I'm following Scratch's semantics wrt thread safety. In Scratch key events are thread safe (ignoring recurring events while the script is running), whereas message events are not (stopping active threads and restarting them). This is subtle and every computer scientist / teacher hates it, but it's so the right thing for both music (you can use messages to schedule and synch polyphony) and games (using arrow keys to make a character jump and make sure it completes the jump). Some of the semantics are purely coming from observing actual kids write actual projects and not by listening to professors

lowclouds · June 7, 2020, 2:52pm

Thread safety can be toggled on the menu, then, for all scripts, right? This is kinda orthogonal to the proposed message change, but another way to stomp on message processing, right? I have no horses in this race, and I think I could implement more or less reliable messaging using 'tell', but it seems that the proposal on the table would leave the existing message semantics as they are, but allow a user to enable reliable delivery and the run-to-completion semantics that are dear to my heart.

jens · June 7, 2020, 4:02pm

Yes, thread-safety for messages can be toggled per project. "Thread safe" then is the same as keyboard events: Subsequently recurring events are ignored while the process is active.

However, you can rather easily implement run-to-completion semantics yourself in several kinds of ways in Snap!. For example, you can use this pattern:

untitled script pic (26)

to fork new processes instead of killing and re-entering potentially active ones. No need to change the existing behavior of Snap for this, no need even to select "thread safety". By slightly modifying the above pattern you can - again easily - build your own message queue and asynchronously let it handle every call to completion.
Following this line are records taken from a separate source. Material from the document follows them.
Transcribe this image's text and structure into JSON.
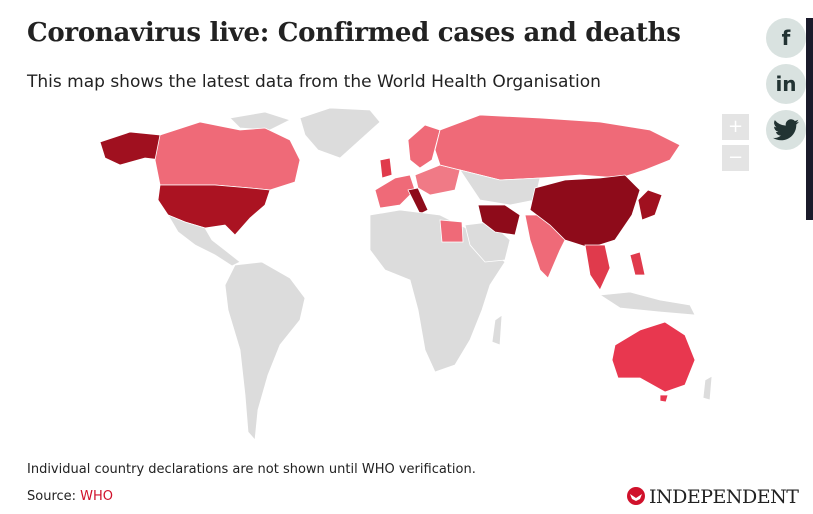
{
  "header": {
    "title": "Coronavirus live: Confirmed cases and deaths",
    "subtitle": "This map shows the latest data from the World Health Organisation"
  },
  "map_controls": {
    "zoom_in": "+",
    "zoom_out": "−"
  },
  "social": {
    "facebook": "f",
    "linkedin": "in"
  },
  "footer": {
    "note": "Individual country declarations are not shown until WHO verification.",
    "source_label": "Source:",
    "source_link": "WHO",
    "logo": "INDEPENDENT"
  }
}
lowclouds · June 7, 2020, 5:41pm

That's a cool idea, thanks! All my current message handling script does is insert the message into a queue, but it is synchronous within the receive block. All the actual message handling is done hanging off the Start hat. But it appears to introduce race conditions if one or more of the launched processes is modifying a common data structure, and we're back into semaphore/atomic write territory. Probably good enough for my purposes, though.
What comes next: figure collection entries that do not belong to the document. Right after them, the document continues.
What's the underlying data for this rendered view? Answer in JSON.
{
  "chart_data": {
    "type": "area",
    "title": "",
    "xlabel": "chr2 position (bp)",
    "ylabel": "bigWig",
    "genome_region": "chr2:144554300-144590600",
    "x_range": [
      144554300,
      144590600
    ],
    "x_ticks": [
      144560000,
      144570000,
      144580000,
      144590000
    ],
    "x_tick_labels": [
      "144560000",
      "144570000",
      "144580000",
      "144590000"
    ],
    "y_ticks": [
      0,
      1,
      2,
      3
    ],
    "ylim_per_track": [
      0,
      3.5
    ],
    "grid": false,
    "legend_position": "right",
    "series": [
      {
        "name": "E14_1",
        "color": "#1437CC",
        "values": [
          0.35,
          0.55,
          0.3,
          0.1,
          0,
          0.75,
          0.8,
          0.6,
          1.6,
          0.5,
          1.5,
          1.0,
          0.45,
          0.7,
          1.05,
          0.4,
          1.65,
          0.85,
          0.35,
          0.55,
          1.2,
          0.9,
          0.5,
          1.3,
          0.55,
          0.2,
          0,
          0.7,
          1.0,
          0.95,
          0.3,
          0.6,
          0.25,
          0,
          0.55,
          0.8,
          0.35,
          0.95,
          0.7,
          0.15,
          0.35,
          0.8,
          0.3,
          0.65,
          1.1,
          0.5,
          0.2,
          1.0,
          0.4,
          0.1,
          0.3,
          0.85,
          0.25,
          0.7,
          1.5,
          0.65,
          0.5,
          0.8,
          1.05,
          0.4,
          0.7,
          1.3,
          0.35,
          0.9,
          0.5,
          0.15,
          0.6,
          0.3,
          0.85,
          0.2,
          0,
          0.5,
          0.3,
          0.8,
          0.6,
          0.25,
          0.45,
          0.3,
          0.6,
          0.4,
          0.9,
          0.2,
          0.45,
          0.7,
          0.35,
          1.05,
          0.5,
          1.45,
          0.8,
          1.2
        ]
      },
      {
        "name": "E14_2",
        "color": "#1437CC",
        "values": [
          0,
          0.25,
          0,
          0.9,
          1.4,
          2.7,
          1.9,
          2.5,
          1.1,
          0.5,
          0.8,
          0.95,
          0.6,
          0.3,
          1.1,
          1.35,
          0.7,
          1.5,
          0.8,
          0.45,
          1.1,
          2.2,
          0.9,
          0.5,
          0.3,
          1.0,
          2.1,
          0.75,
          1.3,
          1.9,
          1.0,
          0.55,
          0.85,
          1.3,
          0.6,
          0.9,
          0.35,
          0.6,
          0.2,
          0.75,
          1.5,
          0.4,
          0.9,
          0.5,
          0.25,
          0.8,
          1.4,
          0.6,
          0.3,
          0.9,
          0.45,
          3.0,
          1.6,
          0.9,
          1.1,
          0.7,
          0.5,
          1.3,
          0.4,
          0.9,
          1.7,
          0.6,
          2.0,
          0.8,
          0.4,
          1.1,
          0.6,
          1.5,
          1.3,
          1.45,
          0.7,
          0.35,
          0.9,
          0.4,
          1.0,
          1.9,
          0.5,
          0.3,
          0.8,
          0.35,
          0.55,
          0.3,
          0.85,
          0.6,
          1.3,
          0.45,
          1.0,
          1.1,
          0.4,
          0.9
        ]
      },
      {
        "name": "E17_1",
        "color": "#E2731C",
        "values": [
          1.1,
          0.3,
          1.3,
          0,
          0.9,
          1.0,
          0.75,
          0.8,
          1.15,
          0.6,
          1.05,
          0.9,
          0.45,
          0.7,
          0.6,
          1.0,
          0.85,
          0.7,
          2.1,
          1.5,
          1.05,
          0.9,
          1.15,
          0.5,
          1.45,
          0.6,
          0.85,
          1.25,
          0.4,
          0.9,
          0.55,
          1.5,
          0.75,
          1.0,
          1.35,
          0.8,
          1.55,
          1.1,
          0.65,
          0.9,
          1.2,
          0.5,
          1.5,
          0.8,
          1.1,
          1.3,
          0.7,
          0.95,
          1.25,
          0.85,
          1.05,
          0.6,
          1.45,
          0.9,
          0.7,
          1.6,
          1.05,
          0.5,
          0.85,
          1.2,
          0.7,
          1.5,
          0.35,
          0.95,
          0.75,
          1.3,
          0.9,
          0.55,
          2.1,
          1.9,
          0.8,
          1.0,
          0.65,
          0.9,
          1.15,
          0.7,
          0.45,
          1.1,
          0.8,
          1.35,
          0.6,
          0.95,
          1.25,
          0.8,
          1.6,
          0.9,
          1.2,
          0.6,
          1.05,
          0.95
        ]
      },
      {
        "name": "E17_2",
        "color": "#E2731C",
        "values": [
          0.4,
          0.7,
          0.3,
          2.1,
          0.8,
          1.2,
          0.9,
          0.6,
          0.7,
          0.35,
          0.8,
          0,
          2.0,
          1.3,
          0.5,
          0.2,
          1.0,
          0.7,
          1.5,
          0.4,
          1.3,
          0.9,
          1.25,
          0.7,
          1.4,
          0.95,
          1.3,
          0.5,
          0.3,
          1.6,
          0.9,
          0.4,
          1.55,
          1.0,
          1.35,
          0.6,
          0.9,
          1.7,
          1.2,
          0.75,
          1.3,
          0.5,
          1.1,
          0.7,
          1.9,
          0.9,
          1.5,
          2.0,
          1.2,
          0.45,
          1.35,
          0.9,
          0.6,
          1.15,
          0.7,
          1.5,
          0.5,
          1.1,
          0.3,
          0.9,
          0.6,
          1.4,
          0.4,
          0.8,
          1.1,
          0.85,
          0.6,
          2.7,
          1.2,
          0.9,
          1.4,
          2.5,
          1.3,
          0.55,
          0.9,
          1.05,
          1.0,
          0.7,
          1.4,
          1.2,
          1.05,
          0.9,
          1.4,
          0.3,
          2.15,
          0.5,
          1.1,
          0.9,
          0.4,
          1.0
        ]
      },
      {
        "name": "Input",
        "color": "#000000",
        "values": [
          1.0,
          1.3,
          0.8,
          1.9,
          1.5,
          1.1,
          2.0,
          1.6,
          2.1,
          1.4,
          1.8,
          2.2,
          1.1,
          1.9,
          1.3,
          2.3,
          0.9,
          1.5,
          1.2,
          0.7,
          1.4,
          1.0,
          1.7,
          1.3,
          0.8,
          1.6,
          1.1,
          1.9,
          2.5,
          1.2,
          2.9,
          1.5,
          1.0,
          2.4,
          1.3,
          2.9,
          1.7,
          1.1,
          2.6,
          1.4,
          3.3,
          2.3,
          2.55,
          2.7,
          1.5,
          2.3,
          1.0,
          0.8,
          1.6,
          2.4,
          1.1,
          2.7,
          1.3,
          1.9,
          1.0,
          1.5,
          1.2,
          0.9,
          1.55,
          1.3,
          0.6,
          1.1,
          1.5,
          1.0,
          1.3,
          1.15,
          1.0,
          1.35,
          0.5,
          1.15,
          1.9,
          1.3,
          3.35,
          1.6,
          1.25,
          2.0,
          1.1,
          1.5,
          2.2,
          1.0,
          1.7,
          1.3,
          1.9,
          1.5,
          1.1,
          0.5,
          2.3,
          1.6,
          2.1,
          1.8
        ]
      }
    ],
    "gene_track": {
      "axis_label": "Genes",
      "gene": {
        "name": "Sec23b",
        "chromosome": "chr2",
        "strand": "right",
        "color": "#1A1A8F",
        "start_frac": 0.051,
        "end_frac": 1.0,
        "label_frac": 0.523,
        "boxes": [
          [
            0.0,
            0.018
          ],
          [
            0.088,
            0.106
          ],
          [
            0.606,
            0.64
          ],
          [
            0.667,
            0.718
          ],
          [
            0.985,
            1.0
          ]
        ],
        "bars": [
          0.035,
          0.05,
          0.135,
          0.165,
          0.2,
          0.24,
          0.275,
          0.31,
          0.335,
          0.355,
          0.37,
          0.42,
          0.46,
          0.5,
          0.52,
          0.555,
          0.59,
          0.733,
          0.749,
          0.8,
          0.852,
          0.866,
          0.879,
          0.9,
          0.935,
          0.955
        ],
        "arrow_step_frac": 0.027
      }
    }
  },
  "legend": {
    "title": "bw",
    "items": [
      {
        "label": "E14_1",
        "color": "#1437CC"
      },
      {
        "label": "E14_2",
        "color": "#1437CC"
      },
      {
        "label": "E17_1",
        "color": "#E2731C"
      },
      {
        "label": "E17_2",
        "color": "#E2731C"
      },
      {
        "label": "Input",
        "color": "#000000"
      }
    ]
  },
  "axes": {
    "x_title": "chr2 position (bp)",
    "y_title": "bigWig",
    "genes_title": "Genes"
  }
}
This doesn't fix the global message reporter issue, though, right, because that occurs before the receive has a chance to run?

jens · June 7, 2020, 6:07pm

yeah, I'm unhappy about the message reporter and consider taking it out again (don't worry, not immediately, and existing projects will always be supported). Atomicity shouldn't really be an issue as long as your project doesn't rely on the assumption that multiple processes triggered by one message happen in a particular order.